Wednesday, June 11, 2008

Every day begin the task anew

I managed to crank out a little over a thousand words this morning, but the entire time I was writing I had the feeling the scene wasn't quite right. I've been having this niggling feeling about Crowmaker for a few days now--I still feel that the core of the story contains a good spark of magic, but I don't think I have the shape of the plot just right yet. The temptation to just give up reared its ugly head a couple of times, but I'm not ready to do that. The story is THERE. I just have to keep fiddling around outside its walls until I can see the true shape of it.
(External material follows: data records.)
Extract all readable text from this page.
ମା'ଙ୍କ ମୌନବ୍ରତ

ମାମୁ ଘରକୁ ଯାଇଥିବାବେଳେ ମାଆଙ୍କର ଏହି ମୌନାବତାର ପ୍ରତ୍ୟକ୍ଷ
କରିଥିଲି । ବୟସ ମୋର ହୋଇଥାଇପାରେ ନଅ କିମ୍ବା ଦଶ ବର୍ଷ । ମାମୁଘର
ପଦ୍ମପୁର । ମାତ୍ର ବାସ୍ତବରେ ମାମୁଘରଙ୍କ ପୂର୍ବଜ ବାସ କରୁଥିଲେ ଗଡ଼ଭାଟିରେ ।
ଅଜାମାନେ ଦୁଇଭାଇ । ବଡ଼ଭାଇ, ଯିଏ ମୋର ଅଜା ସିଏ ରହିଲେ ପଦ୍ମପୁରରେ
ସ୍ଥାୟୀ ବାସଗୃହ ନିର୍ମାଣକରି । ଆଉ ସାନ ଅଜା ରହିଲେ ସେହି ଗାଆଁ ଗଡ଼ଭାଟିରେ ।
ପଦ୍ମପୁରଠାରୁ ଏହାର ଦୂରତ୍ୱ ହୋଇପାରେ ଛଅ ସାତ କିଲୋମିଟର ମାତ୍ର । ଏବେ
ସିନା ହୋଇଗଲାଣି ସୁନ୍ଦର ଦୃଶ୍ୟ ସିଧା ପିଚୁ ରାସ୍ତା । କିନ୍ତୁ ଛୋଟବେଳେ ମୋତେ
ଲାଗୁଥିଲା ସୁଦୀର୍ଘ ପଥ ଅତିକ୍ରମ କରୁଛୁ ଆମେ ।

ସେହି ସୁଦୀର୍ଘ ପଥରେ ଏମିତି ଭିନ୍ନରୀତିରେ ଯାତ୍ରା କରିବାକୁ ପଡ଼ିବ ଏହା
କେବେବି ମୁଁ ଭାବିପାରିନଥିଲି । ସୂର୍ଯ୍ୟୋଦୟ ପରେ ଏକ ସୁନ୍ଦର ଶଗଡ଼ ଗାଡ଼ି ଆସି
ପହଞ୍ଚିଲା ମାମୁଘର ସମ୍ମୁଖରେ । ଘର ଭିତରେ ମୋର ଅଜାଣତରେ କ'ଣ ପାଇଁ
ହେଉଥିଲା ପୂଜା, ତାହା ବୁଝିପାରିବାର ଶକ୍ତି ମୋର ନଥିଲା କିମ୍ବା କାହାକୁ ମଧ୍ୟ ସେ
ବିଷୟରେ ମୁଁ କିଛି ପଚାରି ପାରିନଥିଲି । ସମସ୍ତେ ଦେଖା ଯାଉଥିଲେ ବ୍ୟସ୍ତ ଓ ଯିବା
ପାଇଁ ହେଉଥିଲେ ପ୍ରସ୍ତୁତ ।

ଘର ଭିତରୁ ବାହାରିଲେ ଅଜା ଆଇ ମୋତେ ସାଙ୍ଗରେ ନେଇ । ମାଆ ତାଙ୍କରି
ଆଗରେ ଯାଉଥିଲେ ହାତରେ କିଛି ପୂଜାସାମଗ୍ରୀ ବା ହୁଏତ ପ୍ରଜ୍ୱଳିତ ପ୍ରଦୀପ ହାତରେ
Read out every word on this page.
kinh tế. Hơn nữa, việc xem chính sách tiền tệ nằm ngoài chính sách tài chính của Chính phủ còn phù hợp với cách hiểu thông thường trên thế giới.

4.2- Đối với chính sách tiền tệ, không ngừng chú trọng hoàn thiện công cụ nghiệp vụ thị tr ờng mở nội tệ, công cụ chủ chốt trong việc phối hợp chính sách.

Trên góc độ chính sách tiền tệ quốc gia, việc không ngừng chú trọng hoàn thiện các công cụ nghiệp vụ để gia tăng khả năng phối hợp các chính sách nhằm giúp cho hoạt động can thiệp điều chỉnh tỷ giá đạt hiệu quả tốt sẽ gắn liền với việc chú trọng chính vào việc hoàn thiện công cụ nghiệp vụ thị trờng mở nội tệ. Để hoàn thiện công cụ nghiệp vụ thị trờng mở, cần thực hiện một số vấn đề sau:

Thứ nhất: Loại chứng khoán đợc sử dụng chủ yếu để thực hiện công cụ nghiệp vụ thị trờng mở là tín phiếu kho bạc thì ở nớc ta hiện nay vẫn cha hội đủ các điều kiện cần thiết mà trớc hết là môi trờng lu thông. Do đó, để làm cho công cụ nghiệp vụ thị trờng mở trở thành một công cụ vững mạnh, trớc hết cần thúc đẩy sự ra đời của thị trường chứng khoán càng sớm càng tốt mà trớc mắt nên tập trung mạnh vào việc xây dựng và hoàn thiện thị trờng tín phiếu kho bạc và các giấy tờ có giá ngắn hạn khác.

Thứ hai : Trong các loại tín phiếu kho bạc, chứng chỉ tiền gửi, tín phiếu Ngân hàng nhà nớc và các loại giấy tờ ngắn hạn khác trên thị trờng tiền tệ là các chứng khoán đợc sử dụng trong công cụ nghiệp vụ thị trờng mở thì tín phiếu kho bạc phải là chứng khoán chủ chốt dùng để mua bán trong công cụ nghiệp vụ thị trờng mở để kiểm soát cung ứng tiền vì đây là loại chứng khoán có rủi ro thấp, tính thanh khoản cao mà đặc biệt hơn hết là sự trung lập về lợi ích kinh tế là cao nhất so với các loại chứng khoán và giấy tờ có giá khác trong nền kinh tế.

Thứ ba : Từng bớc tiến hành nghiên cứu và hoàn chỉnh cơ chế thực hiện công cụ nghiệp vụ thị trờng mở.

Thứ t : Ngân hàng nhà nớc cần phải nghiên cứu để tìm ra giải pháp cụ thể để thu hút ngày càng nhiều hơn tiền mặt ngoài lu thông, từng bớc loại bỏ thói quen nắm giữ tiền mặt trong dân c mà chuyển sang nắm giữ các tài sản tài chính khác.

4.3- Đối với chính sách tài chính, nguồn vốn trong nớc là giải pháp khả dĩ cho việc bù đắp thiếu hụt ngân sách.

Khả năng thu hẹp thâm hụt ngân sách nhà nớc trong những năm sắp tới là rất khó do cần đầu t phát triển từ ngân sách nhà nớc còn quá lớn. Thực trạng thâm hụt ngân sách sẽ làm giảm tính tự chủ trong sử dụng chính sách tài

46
In the meantime, God bless Elizabeth Bear:


I was talking with another friend last night about the single worst stage of trying to break into print. It's the "there's nothing wrong with this story but I'm not going to buy it" stage. (Actual words (or a paraphrase thereof) from an actual rejection letter written by ellen_datlow to me, circa 2004.) It's the stage where you're competent, but you haven't yet found your voice. The snap isn't quite there, the pop, the narrative drive. It's the garage-band stage.

I read something somewhere that opined that the difference between garage bands and bands that break out is not musical competence, but having found their own sound. I've listened to this happen to a couple of friends' bands, and it's true, I think.
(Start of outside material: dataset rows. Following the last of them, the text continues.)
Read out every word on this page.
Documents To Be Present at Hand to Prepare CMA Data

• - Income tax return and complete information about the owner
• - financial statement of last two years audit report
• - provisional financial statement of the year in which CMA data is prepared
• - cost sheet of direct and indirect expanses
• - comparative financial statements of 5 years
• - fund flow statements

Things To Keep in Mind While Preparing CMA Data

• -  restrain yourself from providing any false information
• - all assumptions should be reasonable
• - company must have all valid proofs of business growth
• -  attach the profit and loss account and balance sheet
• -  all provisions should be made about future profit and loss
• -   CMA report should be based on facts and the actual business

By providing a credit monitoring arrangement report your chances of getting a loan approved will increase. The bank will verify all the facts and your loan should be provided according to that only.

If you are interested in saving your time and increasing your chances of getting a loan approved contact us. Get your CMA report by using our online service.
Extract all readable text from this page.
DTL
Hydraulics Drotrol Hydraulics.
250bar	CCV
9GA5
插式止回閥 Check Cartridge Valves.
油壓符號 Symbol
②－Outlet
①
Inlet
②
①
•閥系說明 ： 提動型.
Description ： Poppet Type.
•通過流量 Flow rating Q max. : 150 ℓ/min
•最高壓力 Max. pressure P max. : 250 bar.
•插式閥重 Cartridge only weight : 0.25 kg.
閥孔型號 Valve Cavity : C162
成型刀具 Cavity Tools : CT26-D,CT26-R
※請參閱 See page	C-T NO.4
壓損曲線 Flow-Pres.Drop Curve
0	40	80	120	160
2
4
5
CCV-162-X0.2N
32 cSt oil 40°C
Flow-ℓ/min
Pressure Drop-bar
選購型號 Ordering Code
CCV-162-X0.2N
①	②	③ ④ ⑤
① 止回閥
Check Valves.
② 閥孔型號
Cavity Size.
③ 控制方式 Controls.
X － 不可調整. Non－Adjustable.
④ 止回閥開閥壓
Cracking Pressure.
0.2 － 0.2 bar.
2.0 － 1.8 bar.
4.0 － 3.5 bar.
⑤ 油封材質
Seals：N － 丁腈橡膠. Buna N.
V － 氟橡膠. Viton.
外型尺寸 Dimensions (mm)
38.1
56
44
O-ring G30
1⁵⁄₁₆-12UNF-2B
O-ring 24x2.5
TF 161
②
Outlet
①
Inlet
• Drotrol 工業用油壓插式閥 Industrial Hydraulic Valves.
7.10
It also applies to writers. You get stuck at that stage because you are trying to find the things that will lift you our of competence and into the next stage. And I can tell you what those things are.

One is confidence (hard, in a business where one faces constant rejection.) Confidence in the story you're telling. Confidence in your ability to tell it. That confidence is what gives a narrative drive, allows you to stop hemming and hawing and say what you mean rather than talking around it.

Another is voice. Sounding like yourself, the rhythm and swing of your rhetoric, the unique chord progressions that make this identifiably your song and not something anybody could have written.

And the interesting thing there is that that personalization--which is what's going to make people love your work--is the same thing that's going to make some people hate it. Strong opinions are what you're after. And some of those strong opinions are going to be negative.
She's the little voice that, even though she doesn't know me, continues to whisper, "You could get there, too. You know what I mean; it's just a matter of keeping at it. So keep at it." I do feel that I'm still working on the competence part, particularly where novel length work is concerned. I suppose that never really stops, although I can look back now and see that I've come a long way from where I started.

That's OK. I can get there. I just have to keep at it.